Transferring assets in or out of your self-managed super fund (SMSF) is a common strategy used to retain that asset in its actual form, without having to convert it to cash. This type of transfer is commonly called an ‘in-specie transfer’ or an ‘off-market transfer’.
In this case study, we will consider the benefits of transferring personally held direct shares into an SMSF and the intricacies behind it.
First, let’s understand some of the benefits of this strategy:
- Jim and Ann won’t have to sell the shares and convert them to cash in order to transfer the funds into their SMSF.
- An in-specie transfer is considered a capital gains event as the shares are transferred from personal ownership to the SMSF’s ownership. So, by transferring their personal shares after they retire, any capital gains will be taxed at Jim and Ann’s marginal tax rate at that time, which will be minimal as they won’t have any employment income.

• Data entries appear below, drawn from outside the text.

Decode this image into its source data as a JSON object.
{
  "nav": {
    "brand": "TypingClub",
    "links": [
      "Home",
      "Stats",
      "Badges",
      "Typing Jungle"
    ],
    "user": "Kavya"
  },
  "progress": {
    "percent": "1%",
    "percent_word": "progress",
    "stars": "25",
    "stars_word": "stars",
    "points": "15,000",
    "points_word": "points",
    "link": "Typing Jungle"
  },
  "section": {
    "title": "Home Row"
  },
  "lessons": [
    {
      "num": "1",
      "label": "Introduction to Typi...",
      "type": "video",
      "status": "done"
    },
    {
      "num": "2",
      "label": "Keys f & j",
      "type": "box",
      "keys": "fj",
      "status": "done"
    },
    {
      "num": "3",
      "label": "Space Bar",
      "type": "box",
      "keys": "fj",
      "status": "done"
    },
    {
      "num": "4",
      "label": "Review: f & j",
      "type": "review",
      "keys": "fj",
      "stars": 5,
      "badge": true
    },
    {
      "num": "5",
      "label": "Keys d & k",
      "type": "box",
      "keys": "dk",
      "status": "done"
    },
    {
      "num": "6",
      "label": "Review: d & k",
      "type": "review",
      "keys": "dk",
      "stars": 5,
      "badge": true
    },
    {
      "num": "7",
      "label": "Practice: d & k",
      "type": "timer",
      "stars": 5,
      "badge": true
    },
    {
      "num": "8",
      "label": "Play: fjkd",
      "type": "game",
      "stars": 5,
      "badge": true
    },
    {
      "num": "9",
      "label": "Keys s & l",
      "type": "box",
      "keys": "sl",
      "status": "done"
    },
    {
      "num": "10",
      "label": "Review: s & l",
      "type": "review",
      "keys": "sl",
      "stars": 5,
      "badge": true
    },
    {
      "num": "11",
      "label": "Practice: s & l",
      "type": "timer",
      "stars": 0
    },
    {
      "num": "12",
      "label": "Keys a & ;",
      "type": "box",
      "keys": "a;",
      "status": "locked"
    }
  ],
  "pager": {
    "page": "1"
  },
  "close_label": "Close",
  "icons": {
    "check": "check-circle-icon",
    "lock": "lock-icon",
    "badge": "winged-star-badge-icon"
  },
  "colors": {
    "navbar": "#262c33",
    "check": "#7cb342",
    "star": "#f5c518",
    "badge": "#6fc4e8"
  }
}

- While they are working, their SMSF is in the accumulation phase. Once they cease employment at 60, they will meet a condition of release allowing them to convert their super into the retirement phase.
- Currently, any income (such as dividends) and capital gains earned by the shares are taxed at Jim and Ann’s marginal tax rate (in their case, it is 45% plus Medicare). Once the shares are transferred into the SMSF, any income and capital gains will be taxed at a concessional rate of 15% while Jim and Ann are in accumulation phase and will be fully tax free once they are in retirement phase.
Secondly, let’s understand the trips and traps of this strategy:
- As stated earlier, an in-specie transfer may trigger a capital gains event if the personal shares are sold at a higher purchase value to their SMSF. For example, if they personally bought CBA at $50 per share originally and are transferring their holding (by selling it) to their SMSF when CBA’s share price is $100, there will be a capital gain of $50 per share. However, say they personally bought BHP at $45 and are transferring it into their SMSF at $38 per share, there will be a capital loss of $7 per share.
- The date of execution of the transfer form is of utmost importance as the market value of the shares on that date will be considered for capital gains/loss purposes.
- Most share brokerage companies charge a fee per transfer. So, if Jim and Ann owned shares in 20 companies and the fee is $60 per transfer, they will incur a fee of $1,200.
Lastly, let’s understand the practicality of implementing this strategy:
- Jim and Ann will trigger the bring-forward rule by making the maximum non-concessional contribution of $330,000 each into their SMSF. This will allow them to transfer the full $660,000 worth of shares.
- Jim and Ann will have to complete and sign a transfer form (usually called an off-market transfer form) and submit to their SMSF’s share broker/investment account manager.
- The shares will be transferred into the SMSF’s broking account and will count towards Jim and Ann’s member balances in the SMSF. This in turn may affect their transfer balance caps (the maximum amount they can each transfer into retirement phase), currently $1.7 million.